When you use synchronized Collection like ConcurrentHashMap or Collection's method like synchronizedMap(), synchronizedList() etc, only the Map/List is synchronized. To explain little further,

Consider,

Map<String, Object> map = new HashMap<>();
Map<String, Object> synchMap = Collections.synchronizedMap(map);

This makes the map's get operation to be synchronous and not the objects inside it.

Object o = synchMap.get("1");// Object referenced by o is not synchronized. Only the map is.

If you want to protect the objects inside the Map, then you also have to put the code inside the synchronized block. This is good to remember as many people forget to safe guard the object in most cases.

Look at this for little info too Collection's synchronizedMap

Upvotes: 1

Raffaele
Raffaele

Reputation: 20875

If you look at the implementation of SynchronizedMap, you'll see that it's simply a map wrapping a non thread-safe map that uses a mutex before calling any method

public V get(Object key) {
  synchronized (mutex) {return m.get(key);}
}

public V put(K key, V value) {
  synchronized (mutex) {return m.put(key, value);}
}

public Set<Map.Entry<K,V>> entrySet() {
  synchronized (mutex) {
    if (entrySet==null)
      entrySet = new SynchronizedSet<>(m.entrySet(), mutex);
    return entrySet;
  }
}

If all you want is protecting get and put, this implementation does it for you.

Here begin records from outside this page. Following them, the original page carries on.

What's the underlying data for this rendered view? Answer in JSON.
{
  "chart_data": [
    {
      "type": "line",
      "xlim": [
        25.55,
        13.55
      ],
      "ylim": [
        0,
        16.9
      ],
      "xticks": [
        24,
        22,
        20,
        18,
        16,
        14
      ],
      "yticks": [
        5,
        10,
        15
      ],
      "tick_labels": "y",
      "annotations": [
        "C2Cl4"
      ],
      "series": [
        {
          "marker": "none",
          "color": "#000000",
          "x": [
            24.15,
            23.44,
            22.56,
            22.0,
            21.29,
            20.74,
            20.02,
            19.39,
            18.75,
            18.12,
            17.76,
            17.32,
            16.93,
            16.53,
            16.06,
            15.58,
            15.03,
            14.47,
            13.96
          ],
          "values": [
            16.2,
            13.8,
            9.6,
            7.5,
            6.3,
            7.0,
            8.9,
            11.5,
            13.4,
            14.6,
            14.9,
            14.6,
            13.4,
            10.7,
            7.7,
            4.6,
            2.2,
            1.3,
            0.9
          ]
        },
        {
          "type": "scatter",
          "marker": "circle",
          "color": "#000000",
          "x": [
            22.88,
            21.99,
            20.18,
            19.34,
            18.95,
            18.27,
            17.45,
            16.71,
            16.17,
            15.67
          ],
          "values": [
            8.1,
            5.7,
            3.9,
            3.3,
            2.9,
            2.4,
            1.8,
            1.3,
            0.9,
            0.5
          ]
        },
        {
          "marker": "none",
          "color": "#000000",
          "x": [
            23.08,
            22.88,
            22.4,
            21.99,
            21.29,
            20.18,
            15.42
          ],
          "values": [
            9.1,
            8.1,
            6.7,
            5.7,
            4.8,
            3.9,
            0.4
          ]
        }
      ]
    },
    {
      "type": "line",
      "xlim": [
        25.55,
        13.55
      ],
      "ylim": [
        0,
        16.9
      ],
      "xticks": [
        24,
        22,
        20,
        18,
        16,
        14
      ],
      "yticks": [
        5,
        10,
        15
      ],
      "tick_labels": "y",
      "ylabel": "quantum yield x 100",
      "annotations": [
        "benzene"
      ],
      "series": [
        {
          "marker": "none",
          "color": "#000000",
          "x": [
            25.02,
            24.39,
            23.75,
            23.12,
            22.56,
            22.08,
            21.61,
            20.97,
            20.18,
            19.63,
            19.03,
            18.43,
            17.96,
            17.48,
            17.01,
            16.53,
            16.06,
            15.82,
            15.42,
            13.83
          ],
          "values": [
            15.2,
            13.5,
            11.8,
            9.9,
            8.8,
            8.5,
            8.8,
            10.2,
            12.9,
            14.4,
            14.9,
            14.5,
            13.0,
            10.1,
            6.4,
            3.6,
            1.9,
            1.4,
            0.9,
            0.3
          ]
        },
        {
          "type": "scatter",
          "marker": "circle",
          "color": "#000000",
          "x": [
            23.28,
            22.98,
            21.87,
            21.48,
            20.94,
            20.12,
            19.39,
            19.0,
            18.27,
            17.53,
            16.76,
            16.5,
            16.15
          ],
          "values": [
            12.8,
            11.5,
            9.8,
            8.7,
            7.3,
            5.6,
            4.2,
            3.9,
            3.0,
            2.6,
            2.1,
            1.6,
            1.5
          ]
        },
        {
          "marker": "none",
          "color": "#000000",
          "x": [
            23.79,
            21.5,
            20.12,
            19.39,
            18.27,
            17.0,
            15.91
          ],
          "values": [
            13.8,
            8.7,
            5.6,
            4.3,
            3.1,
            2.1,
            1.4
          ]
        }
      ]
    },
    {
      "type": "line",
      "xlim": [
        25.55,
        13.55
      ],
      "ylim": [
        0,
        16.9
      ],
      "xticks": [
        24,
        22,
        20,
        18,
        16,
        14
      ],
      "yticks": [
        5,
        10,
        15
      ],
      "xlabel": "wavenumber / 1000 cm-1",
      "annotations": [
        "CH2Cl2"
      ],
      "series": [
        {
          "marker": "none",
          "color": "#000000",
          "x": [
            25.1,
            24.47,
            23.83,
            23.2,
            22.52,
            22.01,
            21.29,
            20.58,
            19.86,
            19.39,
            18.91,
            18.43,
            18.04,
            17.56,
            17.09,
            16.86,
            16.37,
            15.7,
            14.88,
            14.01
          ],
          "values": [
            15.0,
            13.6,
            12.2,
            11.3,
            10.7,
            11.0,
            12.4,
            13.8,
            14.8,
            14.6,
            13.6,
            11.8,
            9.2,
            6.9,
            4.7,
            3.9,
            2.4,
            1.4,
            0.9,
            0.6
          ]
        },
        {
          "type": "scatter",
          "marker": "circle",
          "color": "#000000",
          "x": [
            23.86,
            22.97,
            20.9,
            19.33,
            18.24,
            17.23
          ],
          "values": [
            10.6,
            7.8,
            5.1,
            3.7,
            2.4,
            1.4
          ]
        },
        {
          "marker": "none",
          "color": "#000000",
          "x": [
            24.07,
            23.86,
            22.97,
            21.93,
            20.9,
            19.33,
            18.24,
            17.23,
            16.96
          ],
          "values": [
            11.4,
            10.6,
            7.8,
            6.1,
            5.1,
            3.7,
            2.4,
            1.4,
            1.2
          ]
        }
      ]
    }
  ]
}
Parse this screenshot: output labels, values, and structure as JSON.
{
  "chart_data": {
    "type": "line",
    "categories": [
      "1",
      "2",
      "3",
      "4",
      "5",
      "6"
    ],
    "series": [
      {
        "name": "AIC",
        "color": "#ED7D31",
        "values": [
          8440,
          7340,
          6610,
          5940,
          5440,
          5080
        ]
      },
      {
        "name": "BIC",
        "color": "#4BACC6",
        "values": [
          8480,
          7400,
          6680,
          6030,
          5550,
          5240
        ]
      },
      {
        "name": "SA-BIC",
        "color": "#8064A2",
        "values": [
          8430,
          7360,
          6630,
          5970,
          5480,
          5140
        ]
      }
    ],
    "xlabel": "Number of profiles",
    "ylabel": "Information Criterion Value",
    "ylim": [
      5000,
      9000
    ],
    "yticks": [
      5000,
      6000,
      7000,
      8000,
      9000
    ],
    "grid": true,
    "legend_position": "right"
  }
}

However it's not suitable if you want a Map that can be iterated over and updated by two or more threads, in which case you should use a ConcurrentHashMap.

Upvotes: 2

Tim Bender
Tim Bender

Reputation: 20442

Generally speaking, synchronizing the map will protect most access to it without having to think about it further. However, the "synchronized map" is not safe for iteration which may be an issue depending on your use case. It is imperative that the user manually synchronize on the returned map when iterating over any of its collection views.

Consider using ConcurrentHashMap if that will meet your use case.

If there is other state to this object that needs to be protected from concurrency errors, then you will need to use synchronized or a Lock.

Upvotes: 2

Andreas
Andreas

Reputation: 159086

If your doSomeWithMap method will access the map more than once, you must synchronize the doSomeWithMap method. If the only access is the put() call shown, then it's better to use a ConcurrentHashMap.

Note that "more than once" is any call, and an iterator is by nature many "gets".

Upvotes: 2

codebox
codebox

Reputation: 20254

If the other things you do inside doSomeWithMap would cause problems if done concurrently by different threads (for example, they update class-level variables) then you should synchronise the whole method. If this is not the case then you should use a synchronised Map in order to minimise the length of time the synchronisation lock is left in place.